Four-time Grammy Award winner and respected lyric tenor John Aler can now add associate professor of voice at George Mason University’s School of Music to his impressive repertoire.

Aler will be joining the College of Visual and Performance Arts in teaching applied voice. He will educate students in various styles of singing and aid them in developing skills for the performance of opera and musical theater pieces.

He received both a bachelor’s degree and a master’s degree in vocal performance from the Catholic University of America. He also attended the Julliard School in New York and studied with the late and celebrated vocal instructor Oren Brown.

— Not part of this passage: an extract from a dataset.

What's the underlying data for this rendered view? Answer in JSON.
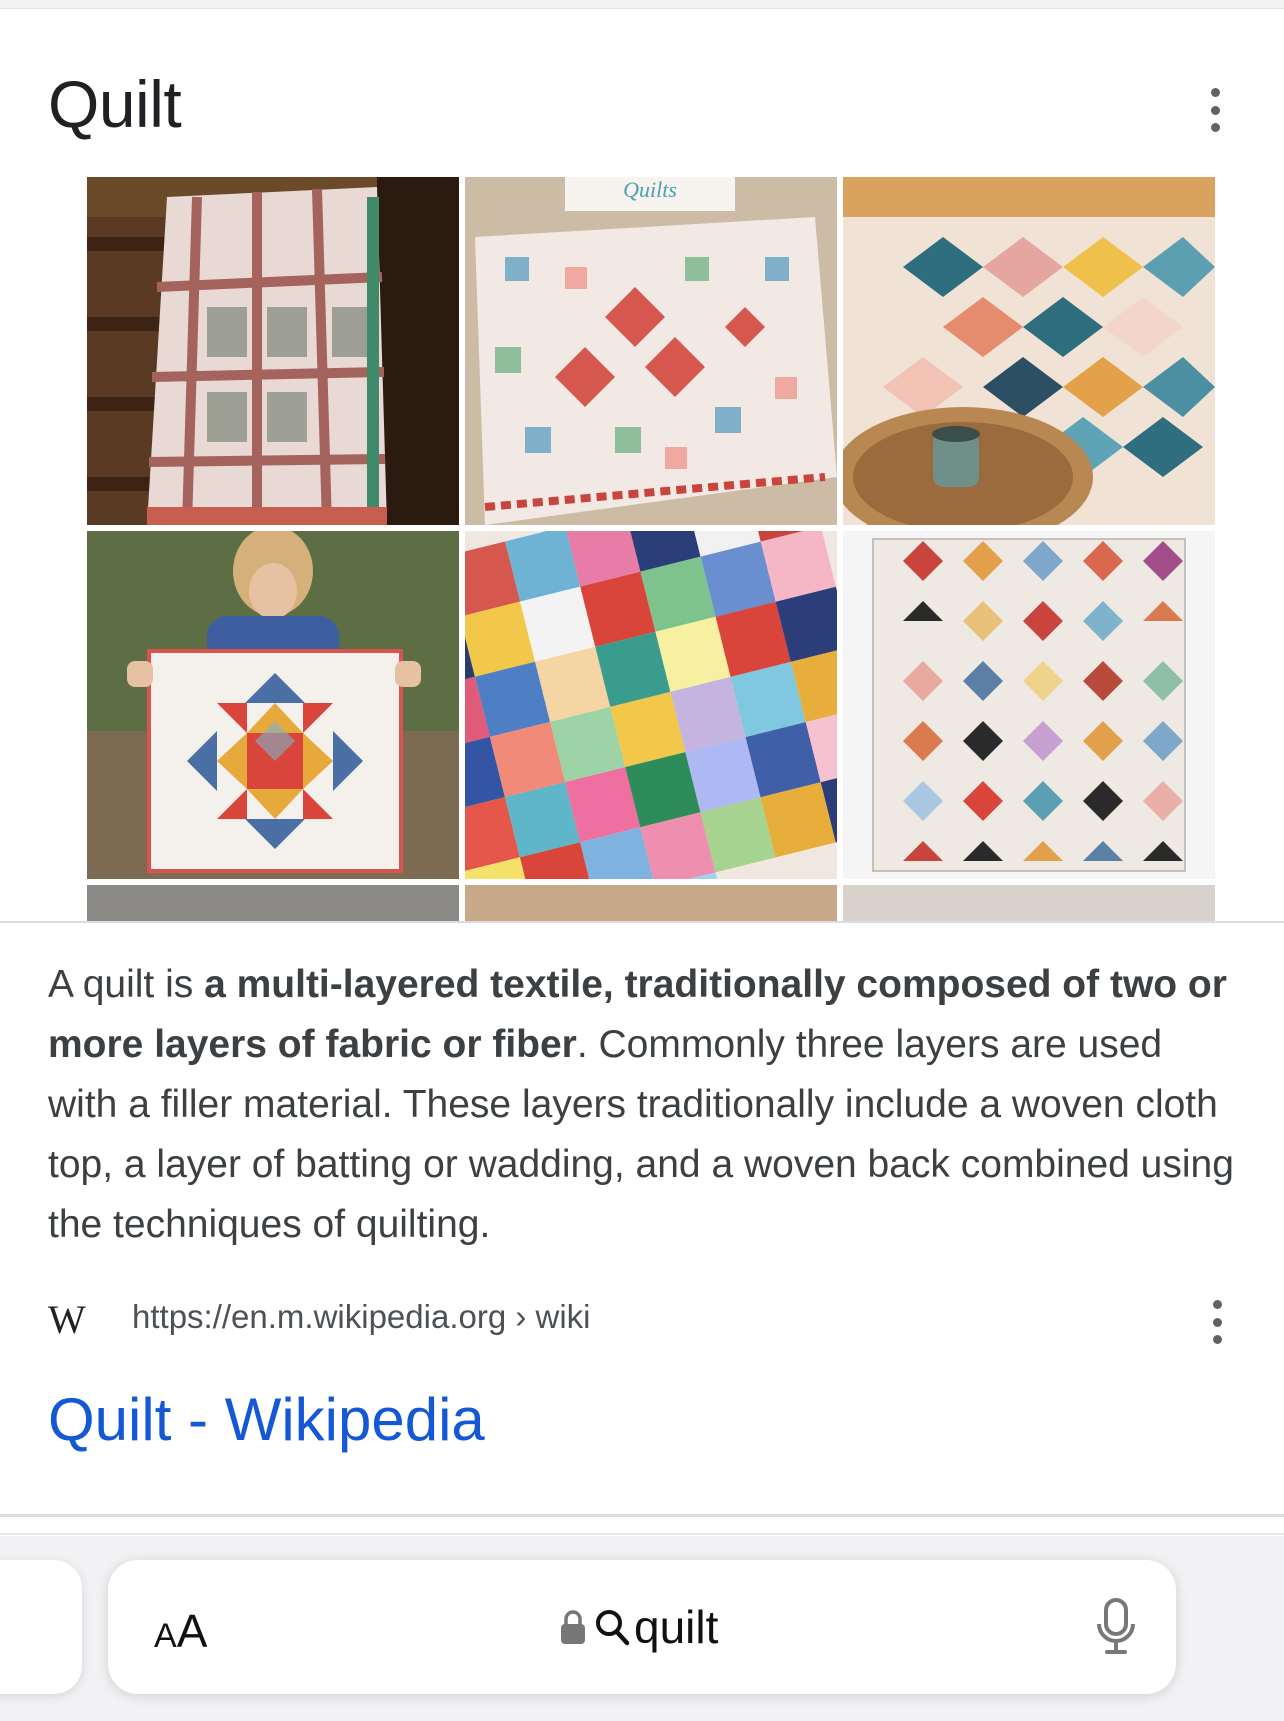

In addition, Aler has taught at numerous institutions including the Maryland Opera Society, Indiana University’s Jacobs School of Music and Atlantic Union College.

Performances with professional institutions including the New York Philharmonic, the Cleveland and Philadelphia Orchestras and the Los Angeles Philharmonic are also notable. In Europe he accompanied such names as the Berlin Harmonic, the Leipzig Gewandhaus Orchestra and the Orchestre National de France. The Royal Opera, the Deutsche Oper Berlin, the New York City Opera, the Washington National Opera and numerous others around North America and Europe also stand out on his resume.

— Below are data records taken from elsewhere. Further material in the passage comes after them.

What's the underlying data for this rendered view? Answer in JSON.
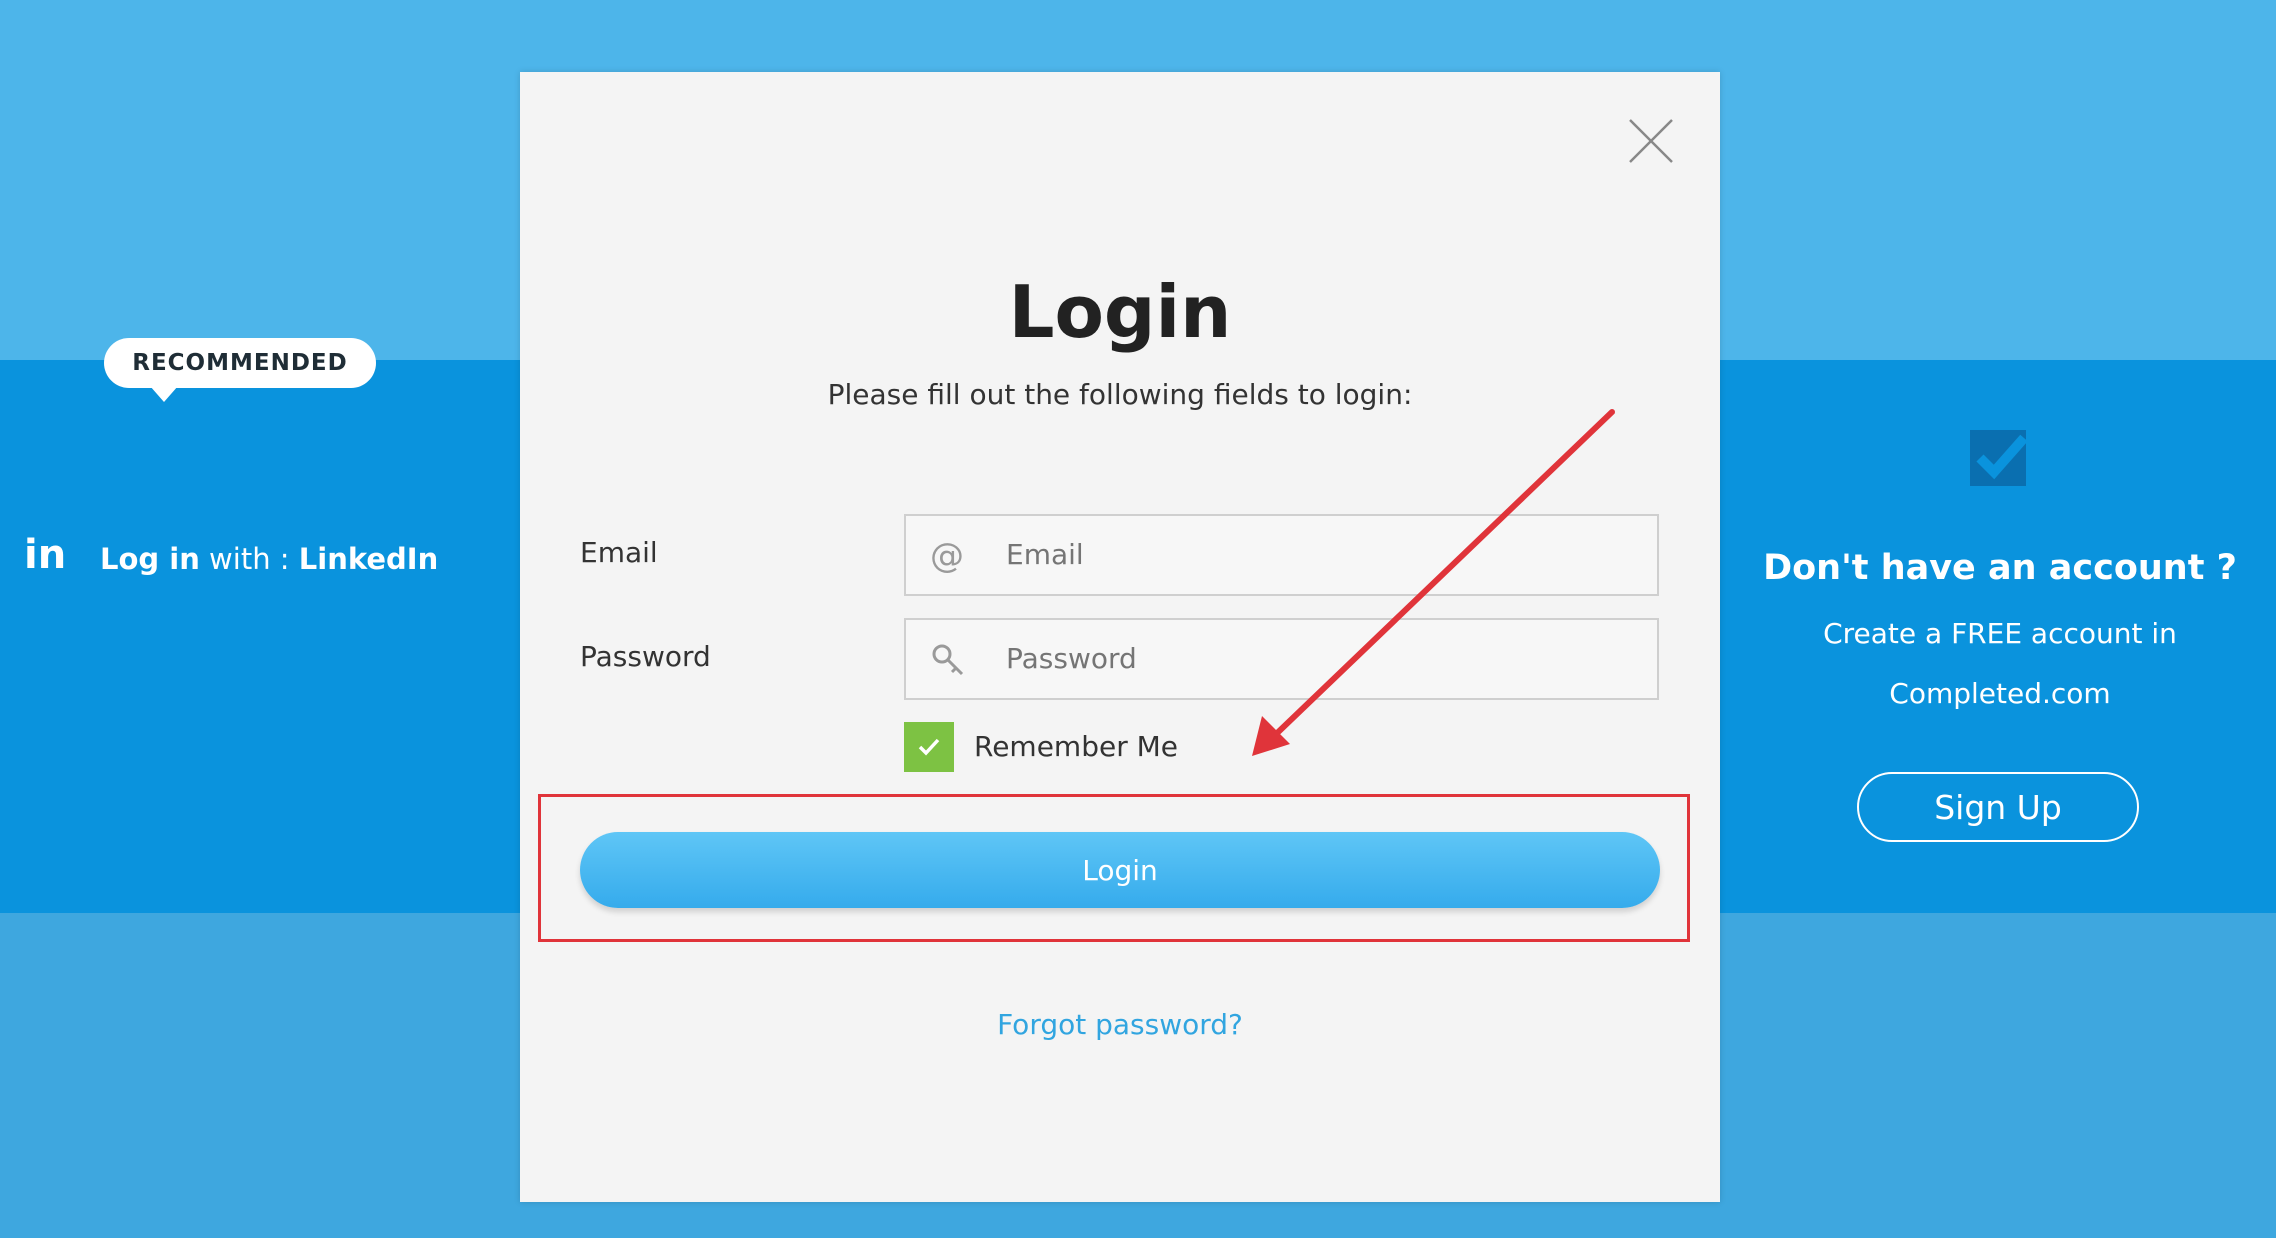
{
  "left_panel": {
    "badge": "RECOMMENDED",
    "linkedin_logo": "in",
    "login_bold": "Log in",
    "login_with": " with : ",
    "provider": "LinkedIn"
  },
  "right_panel": {
    "title": "Don't have an account ?",
    "subtitle_line1": "Create a FREE account in",
    "subtitle_line2": "Completed.com",
    "signup_label": "Sign Up",
    "icon": "checkmark-square-icon"
  },
  "modal": {
    "title": "Login",
    "subtitle": "Please fill out the following fields to login:",
    "email_label": "Email",
    "email_placeholder": "Email",
    "password_label": "Password",
    "password_placeholder": "Password",
    "remember_label": "Remember Me",
    "remember_checked": true,
    "login_label": "Login",
    "forgot_label": "Forgot password?",
    "close_icon": "close-icon"
  },
  "colors": {
    "background": "#4db5ea",
    "band": "#0a93dd",
    "login_button": "#3fb3f0",
    "checkbox": "#7dc243",
    "annotation": "#e0343a",
    "link": "#31a5e0"
  }
}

Aler is best known for his interpretations of pieces such as Ludwig van Beethoven’s “Missa Solemnis,” Johann Sebastian Bach’s “St Matthew Passion,” Wolfgang Amadeus Mozart’s “Mass in C Minor,” “The Abduction from the Seraglio” and “The School for Lovers.”

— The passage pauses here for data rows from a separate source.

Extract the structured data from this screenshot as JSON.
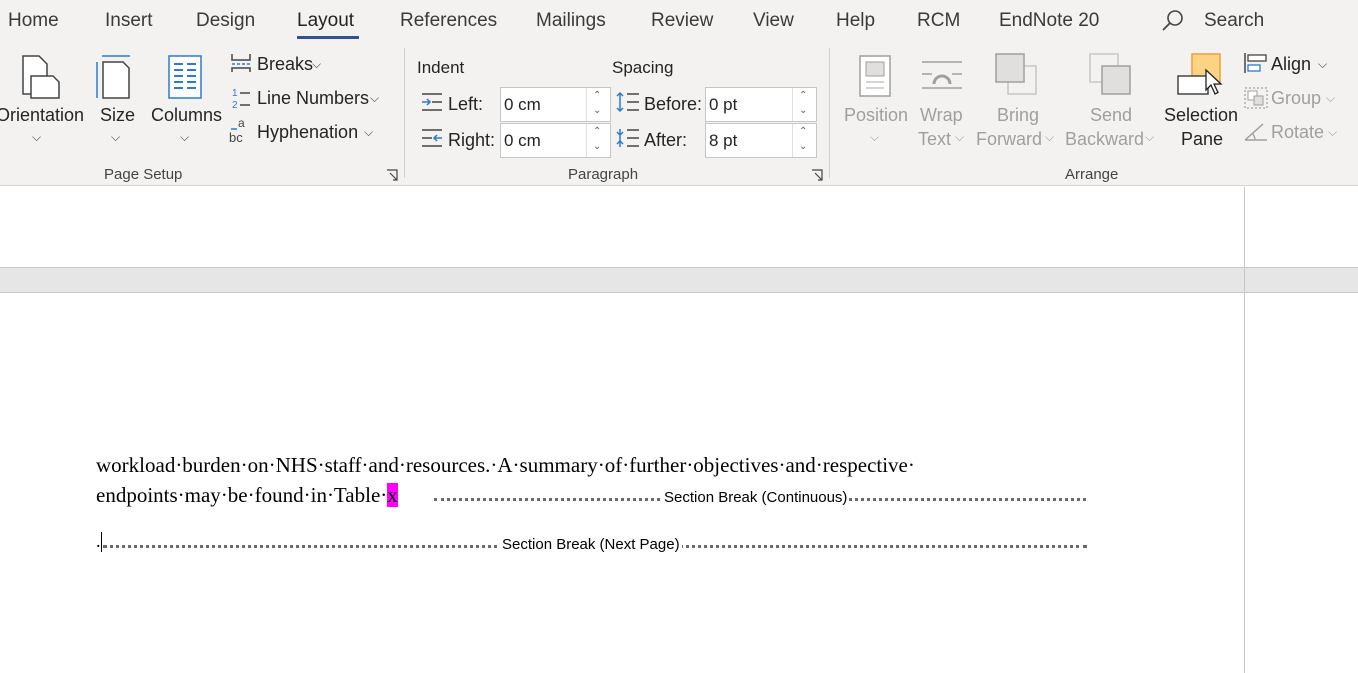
{
  "tabs": [
    {
      "label": "Home"
    },
    {
      "label": "Insert"
    },
    {
      "label": "Design"
    },
    {
      "label": "Layout"
    },
    {
      "label": "References"
    },
    {
      "label": "Mailings"
    },
    {
      "label": "Review"
    },
    {
      "label": "View"
    },
    {
      "label": "Help"
    },
    {
      "label": "RCM"
    },
    {
      "label": "EndNote 20"
    }
  ],
  "active_tab": "Layout",
  "search": {
    "label": "Search"
  },
  "ribbon": {
    "page_setup": {
      "orientation": "Orientation",
      "size": "Size",
      "columns": "Columns",
      "breaks": "Breaks",
      "line_numbers": "Line Numbers",
      "hyphenation": "Hyphenation",
      "group_label": "Page Setup"
    },
    "paragraph": {
      "indent_title": "Indent",
      "spacing_title": "Spacing",
      "left_label": "Left:",
      "right_label": "Right:",
      "before_label": "Before:",
      "after_label": "After:",
      "left_value": "0 cm",
      "right_value": "0 cm",
      "before_value": "0 pt",
      "after_value": "8 pt",
      "group_label": "Paragraph"
    },
    "arrange": {
      "position": "Position",
      "wrap_text_1": "Wrap",
      "wrap_text_2": "Text",
      "bring_forward_1": "Bring",
      "bring_forward_2": "Forward",
      "send_backward_1": "Send",
      "send_backward_2": "Backward",
      "selection_pane_1": "Selection",
      "selection_pane_2": "Pane",
      "align": "Align",
      "group": "Group",
      "rotate": "Rotate",
      "group_label": "Arrange"
    }
  },
  "document": {
    "line1": "workload·burden·on·NHS·staff·and·resources.·A·summary·of·further·objectives·and·respective·",
    "line2_text": "endpoints·may·be·found·in·Table·",
    "line2_highlight": "x",
    "section_break_continuous": "Section Break (Continuous)",
    "section_break_next_page": "Section Break (Next Page)",
    "paragraph_mark": "."
  },
  "colors": {
    "accent": "#2b579a",
    "highlight": "#ff00ff",
    "ribbon_bg": "#f3f2f1"
  }
}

Through the years Aler has been recognized for his talents by garnering numerous, prestigious awards. Among the most impressive was the Grammy Award he won for his 1993 “Best Opera Recording,” by performing the role of Jupiter in George Frideric Handel’s “Semele.” In the same year, he also received the award for “Best Classical Album” for his work on Béla Bartok’s “The Nine Splendid Stags.” Previously, in 1985, he had won “Best Classical Vocal Soloist Performance” and “Best Classical Album” for his performance in Hector Berlioz’s “Requiem.”